6 posted on 08/12/2010 8:39:58 AM PDT by nmh (Intelligent people recognize Intelligent Design (God).)
[ Post Reply | Private Reply | To 1 | View Replies ]

To: eRtwngr

It breaks my heart.........


8 posted on 08/12/2010 8:40:37 AM PDT by Sioux-san
[ Post Reply | Private Reply | To 1 | View Replies ]

To: eRtwngr
Sounds like...


It's a shame some parents drop their kids off, so they can be selfish and lack the whole understanding of why they have kids.

I LOVE my kids and cherish EVERY moment I can spend with them. I miss them while I'm at work, and although I do admit it is nice to pass them off onto someone else for a while, I would never do it, for selfish reasons.
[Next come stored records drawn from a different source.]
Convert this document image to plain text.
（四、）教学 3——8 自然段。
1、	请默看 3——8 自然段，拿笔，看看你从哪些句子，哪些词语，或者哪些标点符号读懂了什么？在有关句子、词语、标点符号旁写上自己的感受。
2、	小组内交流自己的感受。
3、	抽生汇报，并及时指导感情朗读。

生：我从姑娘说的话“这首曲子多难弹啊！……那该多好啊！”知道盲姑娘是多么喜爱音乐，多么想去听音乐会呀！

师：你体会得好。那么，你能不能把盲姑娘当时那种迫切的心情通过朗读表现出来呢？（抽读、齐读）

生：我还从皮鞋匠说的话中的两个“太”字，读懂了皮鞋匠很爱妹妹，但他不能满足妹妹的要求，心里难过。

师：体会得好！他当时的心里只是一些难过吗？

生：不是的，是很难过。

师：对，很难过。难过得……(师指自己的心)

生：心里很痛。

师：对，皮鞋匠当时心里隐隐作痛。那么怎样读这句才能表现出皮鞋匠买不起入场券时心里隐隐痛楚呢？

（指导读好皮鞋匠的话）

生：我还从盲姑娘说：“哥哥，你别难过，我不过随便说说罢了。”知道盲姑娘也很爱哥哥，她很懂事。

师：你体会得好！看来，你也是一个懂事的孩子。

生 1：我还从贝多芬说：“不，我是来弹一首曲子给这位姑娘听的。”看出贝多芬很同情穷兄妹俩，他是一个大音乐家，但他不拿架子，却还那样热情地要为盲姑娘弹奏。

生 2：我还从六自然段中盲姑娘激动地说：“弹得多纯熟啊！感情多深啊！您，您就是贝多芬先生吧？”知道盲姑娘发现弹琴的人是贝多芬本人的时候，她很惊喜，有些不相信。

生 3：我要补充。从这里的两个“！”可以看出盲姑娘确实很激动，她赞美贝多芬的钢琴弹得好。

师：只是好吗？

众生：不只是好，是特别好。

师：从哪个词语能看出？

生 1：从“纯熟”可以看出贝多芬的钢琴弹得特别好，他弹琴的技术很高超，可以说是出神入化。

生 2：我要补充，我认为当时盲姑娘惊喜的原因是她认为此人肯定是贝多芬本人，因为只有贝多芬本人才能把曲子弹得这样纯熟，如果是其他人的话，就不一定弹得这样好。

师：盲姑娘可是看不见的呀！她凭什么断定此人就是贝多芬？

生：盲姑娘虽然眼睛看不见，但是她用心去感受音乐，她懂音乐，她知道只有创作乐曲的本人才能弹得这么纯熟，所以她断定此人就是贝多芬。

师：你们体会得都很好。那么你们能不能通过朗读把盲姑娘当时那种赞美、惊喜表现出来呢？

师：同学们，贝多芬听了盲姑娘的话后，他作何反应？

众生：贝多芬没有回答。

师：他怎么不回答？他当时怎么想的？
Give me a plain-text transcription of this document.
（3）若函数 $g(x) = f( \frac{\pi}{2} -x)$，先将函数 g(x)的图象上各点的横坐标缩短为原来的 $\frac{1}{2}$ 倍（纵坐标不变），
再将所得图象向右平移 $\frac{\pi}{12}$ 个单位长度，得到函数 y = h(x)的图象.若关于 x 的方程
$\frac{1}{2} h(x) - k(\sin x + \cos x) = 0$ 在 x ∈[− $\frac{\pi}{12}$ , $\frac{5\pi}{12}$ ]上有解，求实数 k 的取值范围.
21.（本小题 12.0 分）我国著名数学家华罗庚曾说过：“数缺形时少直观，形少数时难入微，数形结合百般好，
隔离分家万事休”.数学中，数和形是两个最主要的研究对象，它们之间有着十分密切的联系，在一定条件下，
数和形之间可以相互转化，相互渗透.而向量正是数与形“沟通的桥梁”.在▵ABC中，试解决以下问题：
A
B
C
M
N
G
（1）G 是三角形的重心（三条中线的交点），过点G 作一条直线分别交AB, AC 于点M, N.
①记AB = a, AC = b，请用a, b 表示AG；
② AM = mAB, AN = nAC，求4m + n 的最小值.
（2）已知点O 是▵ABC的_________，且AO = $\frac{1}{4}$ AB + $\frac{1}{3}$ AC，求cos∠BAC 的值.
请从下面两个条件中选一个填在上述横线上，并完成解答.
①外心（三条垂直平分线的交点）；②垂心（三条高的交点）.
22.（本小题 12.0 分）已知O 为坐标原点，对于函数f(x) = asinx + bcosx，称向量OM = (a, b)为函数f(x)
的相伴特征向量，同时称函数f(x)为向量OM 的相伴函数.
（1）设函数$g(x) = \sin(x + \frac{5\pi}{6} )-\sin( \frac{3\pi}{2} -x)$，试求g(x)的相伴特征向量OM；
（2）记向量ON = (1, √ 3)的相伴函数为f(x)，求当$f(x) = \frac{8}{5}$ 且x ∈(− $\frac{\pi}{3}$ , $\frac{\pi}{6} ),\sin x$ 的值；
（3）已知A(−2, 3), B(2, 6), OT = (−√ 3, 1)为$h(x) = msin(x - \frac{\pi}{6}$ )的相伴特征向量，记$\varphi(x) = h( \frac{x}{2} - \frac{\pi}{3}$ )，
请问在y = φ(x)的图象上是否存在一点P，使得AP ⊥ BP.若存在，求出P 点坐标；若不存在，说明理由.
Don't get me wrong, my kids are great...but dang if they don't find my last nerve and jump all over it... ;)
10 posted on 08/12/2010 8:42:07 AM PDT by Lucky9teen (Rebellion to tyrants is obedience to God. ~ Thomas Jefferson)
[ Post Reply | Private Reply | To 1 | View Replies ]

To: eRtwngr

I totally agree with this. My wife stopped working when we had our son and neither one of us ever regretted it. When you factor in the tax penalty, day care costs, gas, and all the other assorted expenses we didn’t really lose much.


11 posted on 08/12/2010 8:43:20 AM PDT by Peter from Rutland
[ Post Reply | Private Reply | To 1 | View Replies ]

To: eRtwngr
“Ones whose first memories are that their parents didn't love them enough to spend time raising them.”

THAT is the ugly truth.

Money is MORE important to many parents than spending TIME with their kids. Yes, these parents understand that TIME IS MONEY and more important than their own kids. The priority is clear. Money is MORE important than raising their kids and loving their kids. Is it any wonder that we see more and more headlines about biological parents murdering their own kids for MONEY or because they are tired of them?

They aren't “doing it for the kids”. No. They are chasing the dollar to better themselves and give a few crumbs to the kids to train them up to be narcissistic, materialist, cold hearted people like themselves. Material things and money do NOT replace time and love with those you love.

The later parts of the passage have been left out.